Greetings from Australian Computer Society, Canberra Branch Forum where Kent Fitch talking about Scaling up: the technology behind the NLA's newspaper digitisation and the Trove search service.. He started by showing a newspaper article by Caroline Chisholm "An Australian Bush Scene". As well as searching the NLA's catalog and digitized newspapers and other on-line sources. Kent pointed out that any member of the public can correct the OCR text from the newspaper, add tags and comments. This has proved popular with tens of thousands of Australians. Here is a search of Trove for "Tom Worthington". I notcied NLA have issued a Persistent Identifier for me: http://nla.gov.au/nla.party-1017487
Kent mentioned that the NLA has archived copies of important Australian web sites, including that for the Sydney 2000 Olympics. This has proved useful to me as I can use it to teach my students about web accessibility.

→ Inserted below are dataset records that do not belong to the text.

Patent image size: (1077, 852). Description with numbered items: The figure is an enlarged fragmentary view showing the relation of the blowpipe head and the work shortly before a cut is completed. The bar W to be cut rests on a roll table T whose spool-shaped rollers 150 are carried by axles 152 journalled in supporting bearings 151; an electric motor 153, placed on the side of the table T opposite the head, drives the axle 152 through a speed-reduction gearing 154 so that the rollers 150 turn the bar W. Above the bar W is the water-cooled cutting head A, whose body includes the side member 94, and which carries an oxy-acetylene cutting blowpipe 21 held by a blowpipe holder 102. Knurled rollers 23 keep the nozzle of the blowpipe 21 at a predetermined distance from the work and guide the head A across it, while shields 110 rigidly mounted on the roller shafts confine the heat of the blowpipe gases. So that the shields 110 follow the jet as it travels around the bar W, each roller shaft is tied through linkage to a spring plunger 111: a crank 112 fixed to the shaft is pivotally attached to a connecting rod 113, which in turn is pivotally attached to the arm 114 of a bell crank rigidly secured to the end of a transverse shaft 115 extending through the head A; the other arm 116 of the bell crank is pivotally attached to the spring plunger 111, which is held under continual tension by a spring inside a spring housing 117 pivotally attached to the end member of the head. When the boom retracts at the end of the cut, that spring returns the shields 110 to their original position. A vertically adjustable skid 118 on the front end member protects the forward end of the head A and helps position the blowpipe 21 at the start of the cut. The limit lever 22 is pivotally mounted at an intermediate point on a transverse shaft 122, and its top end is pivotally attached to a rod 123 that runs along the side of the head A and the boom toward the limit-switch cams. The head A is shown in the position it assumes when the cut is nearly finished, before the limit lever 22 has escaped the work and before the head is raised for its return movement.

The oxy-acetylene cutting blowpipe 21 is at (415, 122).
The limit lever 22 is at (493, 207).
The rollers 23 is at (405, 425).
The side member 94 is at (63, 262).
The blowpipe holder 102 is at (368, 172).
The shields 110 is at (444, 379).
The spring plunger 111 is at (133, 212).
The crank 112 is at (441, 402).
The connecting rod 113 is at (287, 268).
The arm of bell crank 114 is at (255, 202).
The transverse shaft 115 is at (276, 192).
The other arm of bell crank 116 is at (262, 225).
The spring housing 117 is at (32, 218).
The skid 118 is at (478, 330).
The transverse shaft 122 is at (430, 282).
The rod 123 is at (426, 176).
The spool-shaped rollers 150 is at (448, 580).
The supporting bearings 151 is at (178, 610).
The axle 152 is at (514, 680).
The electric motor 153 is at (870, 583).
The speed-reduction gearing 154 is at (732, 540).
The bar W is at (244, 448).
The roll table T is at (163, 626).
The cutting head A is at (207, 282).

NLA are using the open source Lucene search engine and Solr service wrapper for Trove. NLA uses commodity servers, with Internal Solid State Drives, which are essential to the operation of the system, due to the many searches each query generates.
One flaw in the NLA's setup may be that it only has offices in Canberra. Loss of access to Canberra will therefore cut off access to Trove and perhaps result in the loss of all data contained in it permanently. This is not ideal for national cultural heritage and at least one live hot site and one remote backup, at least 300 km from the NLA building, should be used.